Research simply involves gathering and organizing the data relevant for answering one's question. When located within the broader work of theology it prepares the way for scholars working in the next functional specialty, interpretation, which is more or less identical to what New Testament scholars traditionally call "exegesis." When research is thus understood we can immediately grasp that it encompasses the New Testament sub-disciplines known as textual criticism, source criticism, form criticism, redaction criticism, and genre criticism.

That it encompasses textual criticism should require little defense, for the work of textual criticism is precisely to organize what constitutes the "raw" data of New Testament studies, namely the manuscripts in which the New Testament is written. After all, the term "Gospel of Mark," for instance, does not denote a single text but rather it serves as a covering term to reference a set of not-quite-identical yet still-quite-similar texts. Thus texts such as the Nestle-Aland 28 (or the BHS in Hebrew Bible studies) represent not the text of the New Testament but a particular scholarly organization of the relevant data. Such tools as critical apparatuses are designed to aid scholars in quickly identifying potentially relevant diversity in the manuscript tradition. The work of textual criticism also includes the quite important work of dating particular manuscripts, identifying patterns within the manuscript variants, etc. None of this work is interpretation or history proper, in that it neither tells us what the text means or reconstructs specific concrete events, but it all stands as necessary preparatory work without which neither interpretation nor history could proceed.

That source, form, redaction, and genre criticism are research perhaps requires some defense. These are certainly not interpretation in that they are disinterested in the substantial content of the texts (i.e. they are not interested in the question of meaning), but some might well argue that they are history in that they offer to identify the relationship between and the nature of various biblical material. In fact however, whilst the results of these criticisms might well have impact upon the work of history they are not yet history but rather descriptions of literary relationships and literary forms.

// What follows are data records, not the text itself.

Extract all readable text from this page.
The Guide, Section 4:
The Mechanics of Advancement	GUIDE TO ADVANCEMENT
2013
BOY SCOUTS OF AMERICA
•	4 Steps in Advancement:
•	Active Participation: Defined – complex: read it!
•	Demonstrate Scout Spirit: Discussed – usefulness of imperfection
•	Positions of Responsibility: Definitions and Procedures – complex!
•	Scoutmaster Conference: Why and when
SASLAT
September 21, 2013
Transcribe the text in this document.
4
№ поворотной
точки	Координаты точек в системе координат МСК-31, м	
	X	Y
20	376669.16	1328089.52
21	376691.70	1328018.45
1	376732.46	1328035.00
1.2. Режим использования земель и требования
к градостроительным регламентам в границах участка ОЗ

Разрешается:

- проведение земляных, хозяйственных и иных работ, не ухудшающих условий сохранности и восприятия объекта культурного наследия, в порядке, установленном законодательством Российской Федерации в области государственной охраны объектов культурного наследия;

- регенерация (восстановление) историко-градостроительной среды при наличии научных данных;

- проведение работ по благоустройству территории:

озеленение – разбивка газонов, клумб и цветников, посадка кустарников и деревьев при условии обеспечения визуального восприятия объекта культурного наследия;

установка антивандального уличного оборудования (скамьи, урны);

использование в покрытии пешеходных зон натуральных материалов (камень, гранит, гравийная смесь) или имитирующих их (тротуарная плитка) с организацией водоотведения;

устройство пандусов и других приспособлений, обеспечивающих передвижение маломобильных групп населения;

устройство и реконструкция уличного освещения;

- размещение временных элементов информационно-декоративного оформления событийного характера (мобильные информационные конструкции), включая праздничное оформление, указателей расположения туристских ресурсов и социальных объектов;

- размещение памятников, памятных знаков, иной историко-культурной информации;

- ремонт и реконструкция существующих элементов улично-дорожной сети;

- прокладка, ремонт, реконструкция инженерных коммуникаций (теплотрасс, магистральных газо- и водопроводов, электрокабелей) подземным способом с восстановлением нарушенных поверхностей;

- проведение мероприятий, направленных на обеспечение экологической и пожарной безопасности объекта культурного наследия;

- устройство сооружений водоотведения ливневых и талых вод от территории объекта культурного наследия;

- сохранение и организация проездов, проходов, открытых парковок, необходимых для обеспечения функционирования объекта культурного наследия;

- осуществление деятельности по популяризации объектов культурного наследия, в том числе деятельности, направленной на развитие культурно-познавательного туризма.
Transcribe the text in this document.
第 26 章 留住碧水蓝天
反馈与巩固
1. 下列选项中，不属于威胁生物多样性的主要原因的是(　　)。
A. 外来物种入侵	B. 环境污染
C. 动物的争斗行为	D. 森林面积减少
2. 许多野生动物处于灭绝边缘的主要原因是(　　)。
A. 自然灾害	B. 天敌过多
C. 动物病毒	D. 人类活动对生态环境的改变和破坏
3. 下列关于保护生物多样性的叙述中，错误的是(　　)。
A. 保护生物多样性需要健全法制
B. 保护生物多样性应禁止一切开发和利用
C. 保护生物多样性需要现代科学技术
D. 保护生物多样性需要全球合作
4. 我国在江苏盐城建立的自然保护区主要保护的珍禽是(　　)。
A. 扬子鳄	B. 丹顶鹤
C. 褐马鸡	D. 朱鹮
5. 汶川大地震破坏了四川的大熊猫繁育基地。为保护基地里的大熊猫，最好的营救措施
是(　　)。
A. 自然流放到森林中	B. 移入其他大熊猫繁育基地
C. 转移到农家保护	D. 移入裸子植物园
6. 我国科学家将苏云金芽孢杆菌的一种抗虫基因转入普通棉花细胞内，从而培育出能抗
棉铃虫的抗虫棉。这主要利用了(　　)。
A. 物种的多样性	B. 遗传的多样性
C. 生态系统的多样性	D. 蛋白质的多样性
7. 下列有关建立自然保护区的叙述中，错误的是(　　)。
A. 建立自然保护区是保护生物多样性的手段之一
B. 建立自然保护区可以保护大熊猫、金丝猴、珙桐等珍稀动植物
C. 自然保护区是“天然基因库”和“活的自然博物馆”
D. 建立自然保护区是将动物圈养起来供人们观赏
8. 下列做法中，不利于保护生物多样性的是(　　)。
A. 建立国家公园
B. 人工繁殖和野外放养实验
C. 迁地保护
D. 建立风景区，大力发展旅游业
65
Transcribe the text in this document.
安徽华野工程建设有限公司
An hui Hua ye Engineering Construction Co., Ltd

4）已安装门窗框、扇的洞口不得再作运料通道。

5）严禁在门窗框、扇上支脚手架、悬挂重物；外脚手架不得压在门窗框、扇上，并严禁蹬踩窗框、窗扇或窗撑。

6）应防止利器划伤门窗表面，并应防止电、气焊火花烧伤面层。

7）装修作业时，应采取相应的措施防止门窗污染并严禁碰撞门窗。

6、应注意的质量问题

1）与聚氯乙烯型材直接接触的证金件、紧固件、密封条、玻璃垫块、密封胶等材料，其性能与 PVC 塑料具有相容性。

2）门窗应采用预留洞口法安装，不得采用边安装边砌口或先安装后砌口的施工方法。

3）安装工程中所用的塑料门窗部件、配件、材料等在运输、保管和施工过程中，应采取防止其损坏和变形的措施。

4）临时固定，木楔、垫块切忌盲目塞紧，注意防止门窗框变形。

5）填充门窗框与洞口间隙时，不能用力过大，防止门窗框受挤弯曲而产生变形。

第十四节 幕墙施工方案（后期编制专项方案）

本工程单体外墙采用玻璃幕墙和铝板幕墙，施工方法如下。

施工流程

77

The judgment that Matthew knew and used the Gospel of Mark and another text called Q does not constitute exegesis and only constitutes history in the most trivial of senses, for history is concerned not primarily with identifying what happened but with why what happened did happen and precisely on in the particular way that it happened. That Matthew used the Gospel of Mark does not tell us what Matthew why Matthew used the Gospel of Mark; only history, building upon the work of interpretation, can tell us that. Likewise, that the Gospel of Matthew represents a genre called Greco-Roman Βιος tells us only about the form of the text; it can have implications for how we interpret the text but it is not yet interpretation proper. So, again, we are at best dealing with the necessary preparatory work without which neither interpretation nor history could proceed.

Many of the great difficulties besetting our discipline stem from the fact that much of what passes for "interpretation" and "history" is in fact simply prep work for actual interpretation and history. Thus we treat the work of research as if it were an end on to itself, without recognizing that by its very nature the work of research represents just the very first steps in the broader work of New Testament studies. Thus we mistake literary relationships for historical relationships. This is never more obvious than we equivocate on the use of the words "Matthew," "Mark," "Luke," and "John," vacillating between using them as references to the respective texts or to the people who wrote the respective texts (what historically has been called the "writer," whether that "writer" denotes a single person or a collective). Sharper clarity on the distinction between literary and historical relationships could only serve to increase the quality of our scholarship.